The position and number of the poles also served to quickly communicate where the owner of the house was. If all three poles are placed in parallel, then the owner of the house was far from home. If the poles are hanging from one pillar diagonally, then the owner is at home. If two poles are parallel and one hanging, then the owner is away and will be back soon.

=== History ===
The Jeju myth Munjeon bon-puri offers a legendary explanation for the origin of the gates.

They were widespread in Jeju until beginning around the 1970s, when efforts were made to rapidly urbanize and modernize the island. Houses were rebuilt to be more modern, as well as to accommodate the entry and exit of cars. Jeju people have also moved into apartment communities that do not have them.

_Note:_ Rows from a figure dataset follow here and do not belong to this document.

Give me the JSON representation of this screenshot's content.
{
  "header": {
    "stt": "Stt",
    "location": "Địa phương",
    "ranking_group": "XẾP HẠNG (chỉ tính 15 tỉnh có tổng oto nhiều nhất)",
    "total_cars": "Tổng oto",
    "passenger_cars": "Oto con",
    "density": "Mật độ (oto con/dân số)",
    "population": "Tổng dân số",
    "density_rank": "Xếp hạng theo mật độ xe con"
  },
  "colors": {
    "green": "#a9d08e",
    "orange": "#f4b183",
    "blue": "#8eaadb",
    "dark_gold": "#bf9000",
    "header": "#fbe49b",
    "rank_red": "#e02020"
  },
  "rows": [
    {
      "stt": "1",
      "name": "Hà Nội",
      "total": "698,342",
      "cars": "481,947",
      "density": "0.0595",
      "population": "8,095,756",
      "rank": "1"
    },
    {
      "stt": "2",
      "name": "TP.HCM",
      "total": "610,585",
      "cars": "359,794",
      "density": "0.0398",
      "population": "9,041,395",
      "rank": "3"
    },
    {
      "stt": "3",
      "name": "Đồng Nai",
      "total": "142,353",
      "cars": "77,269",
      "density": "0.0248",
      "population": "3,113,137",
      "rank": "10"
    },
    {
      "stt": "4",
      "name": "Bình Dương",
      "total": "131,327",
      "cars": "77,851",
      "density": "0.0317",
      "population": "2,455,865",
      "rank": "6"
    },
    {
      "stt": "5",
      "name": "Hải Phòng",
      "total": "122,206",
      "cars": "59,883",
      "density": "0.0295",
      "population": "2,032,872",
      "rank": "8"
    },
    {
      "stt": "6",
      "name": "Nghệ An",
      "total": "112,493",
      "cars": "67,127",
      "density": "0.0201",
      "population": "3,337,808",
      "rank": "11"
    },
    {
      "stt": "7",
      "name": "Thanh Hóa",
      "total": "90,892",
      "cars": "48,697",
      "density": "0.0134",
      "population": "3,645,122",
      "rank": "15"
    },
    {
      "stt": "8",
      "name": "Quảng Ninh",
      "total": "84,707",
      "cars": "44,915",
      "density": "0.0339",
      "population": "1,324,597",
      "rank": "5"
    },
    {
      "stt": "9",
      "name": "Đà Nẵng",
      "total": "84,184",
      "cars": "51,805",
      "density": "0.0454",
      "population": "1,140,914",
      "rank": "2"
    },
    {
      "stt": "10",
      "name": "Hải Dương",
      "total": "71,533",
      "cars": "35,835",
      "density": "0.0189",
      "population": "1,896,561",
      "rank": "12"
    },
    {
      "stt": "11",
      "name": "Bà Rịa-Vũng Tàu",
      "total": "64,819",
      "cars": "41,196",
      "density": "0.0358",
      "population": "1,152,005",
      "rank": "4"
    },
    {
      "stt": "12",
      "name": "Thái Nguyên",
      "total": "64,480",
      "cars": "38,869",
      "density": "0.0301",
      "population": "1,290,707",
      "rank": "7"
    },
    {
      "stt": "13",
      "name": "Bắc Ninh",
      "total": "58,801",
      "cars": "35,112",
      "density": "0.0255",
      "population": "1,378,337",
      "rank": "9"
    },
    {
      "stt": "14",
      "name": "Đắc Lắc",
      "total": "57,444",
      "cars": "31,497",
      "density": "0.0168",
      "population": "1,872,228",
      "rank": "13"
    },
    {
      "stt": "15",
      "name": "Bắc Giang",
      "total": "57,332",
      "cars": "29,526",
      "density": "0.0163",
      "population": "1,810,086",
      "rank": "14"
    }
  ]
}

The gates are still used today, primarily in rural areas. Some houses still have the pillars, although they no longer actively use the poles. Efforts have been made to revive the system. At least one house has been attested to having multiple gates, one modern and one jeongnang, with the latter installed after the former.

The gates are also in use in tourist sites, including in Seongeup Folk Village.

== Interpretations ==
The system has since been interpreted as symbolic of the honesty and neighborly values of Jeju. If the poles signaled that a person was far away, neighbors would know to look after their animals and homes. Openly displaying that a house is empty and unguarded potentially invites thieves, but strong community values override this concern.

Similar looking gates have been attested to in other regions in Asia, including in Nepal and in Indonesia, although authors of one 2022 South Korean paper were not aware if they had the communicative function of Jeju's.

The presence and absence of poles being used to communicate information has been likened to binary numbers in computing.